Plump, crimson rosehips are dripping from shrubbery here in the Eugene wetlands, reminding me of the fragrant pink flowers that came before. After pollination, rose petals swirled to the ground and the ovaries swelled into these glorious red fruits.
Rosehips are known to contain more vitamin C than any herb or citrus fruit and also offer antioxidants and essential fatty acids, which is why rosehip seed oil is highly prized for skin applications. The vitamin C content makes it a wonderful immune-supportive herb during colds and flu. Gently pinched from the bush and dried, rosehips can be used in many recipes including teas, jams, syrups, and sauces – but this is one of our favorites…
Rosehip Biscuit Spread
This delicious spread falls somewhere between cranberry and sour cherry jam on the taste spectrum. So good! Smear a tablespoon on hot buttered biscuits or sprouted grain toast for a healthy morning treat or when your immune system needs a little boost.

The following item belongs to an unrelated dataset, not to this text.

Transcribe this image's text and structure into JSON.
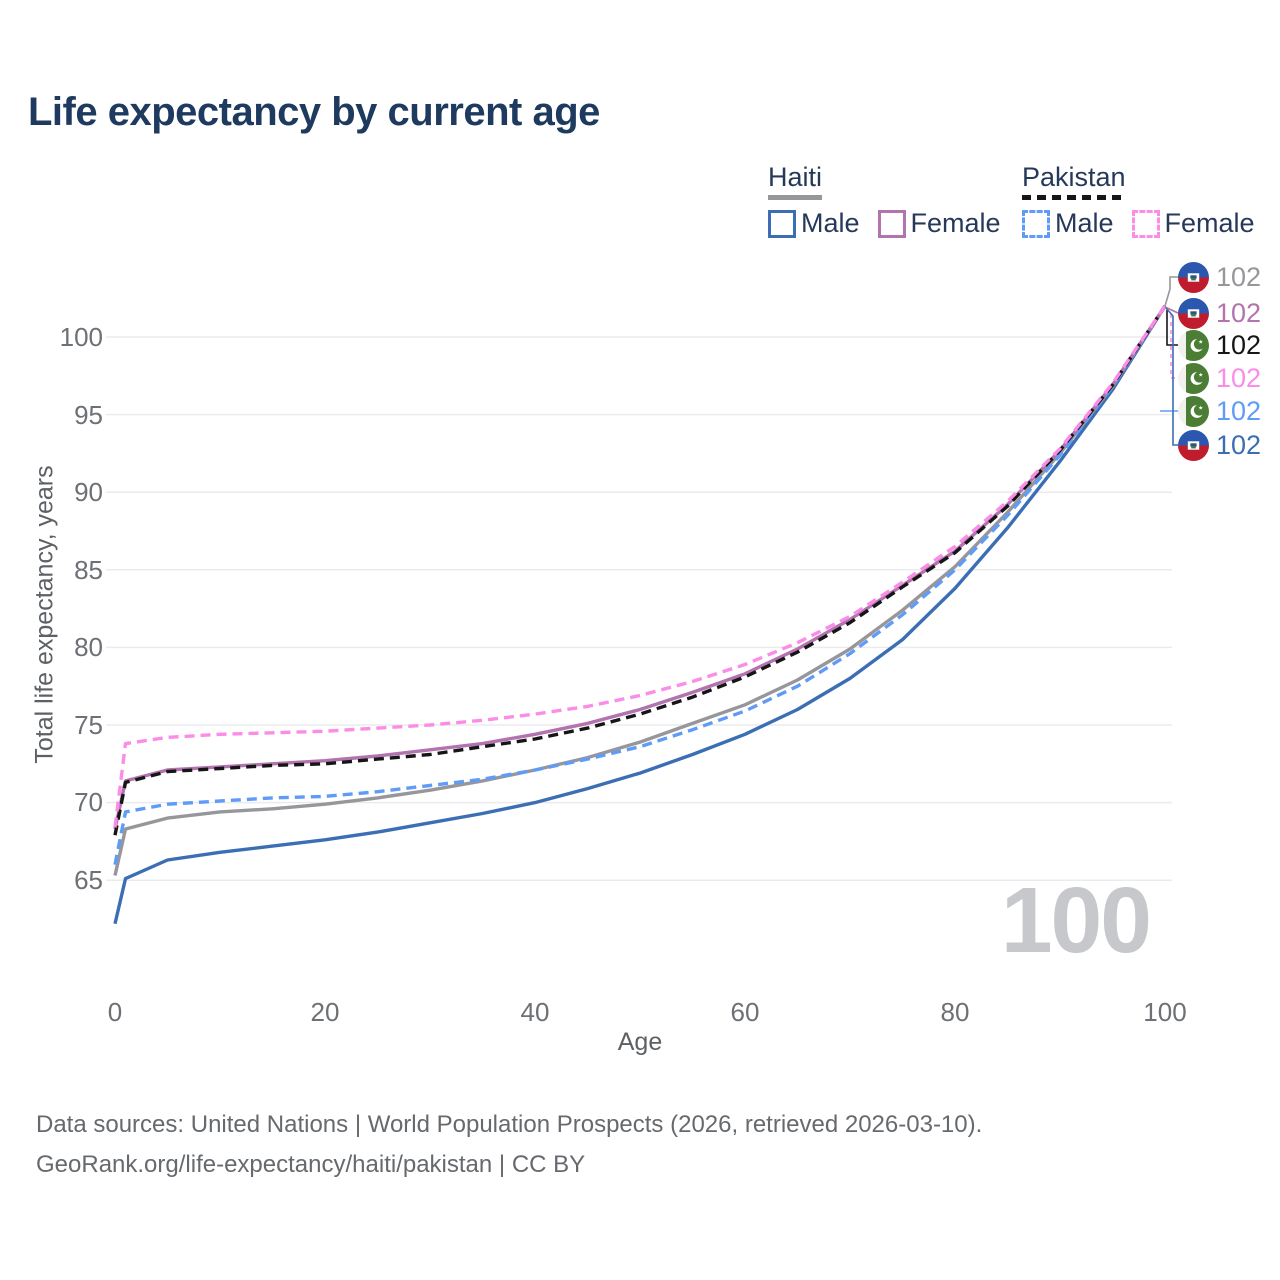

½ cup dried organic rosehips
½ cup water
¼ cup raw local honey
1 tsp fresh squeezed organic lemon juice
½ tsp organic cinnamon powder
Zest from ½ organic lemon
Mix water and rosehips together in a pot and bring to a boil. Allow to simmer gently for 2 to 3 minutes and then remove from heat. Stir and mash with a fork as the mixture cools. The rosehips will begin to hydrate into a paste. Once cool, add cinnamon, zest, juice, and honey to taste. Refrigerate between uses and it should last about 2 weeks. Enjoy!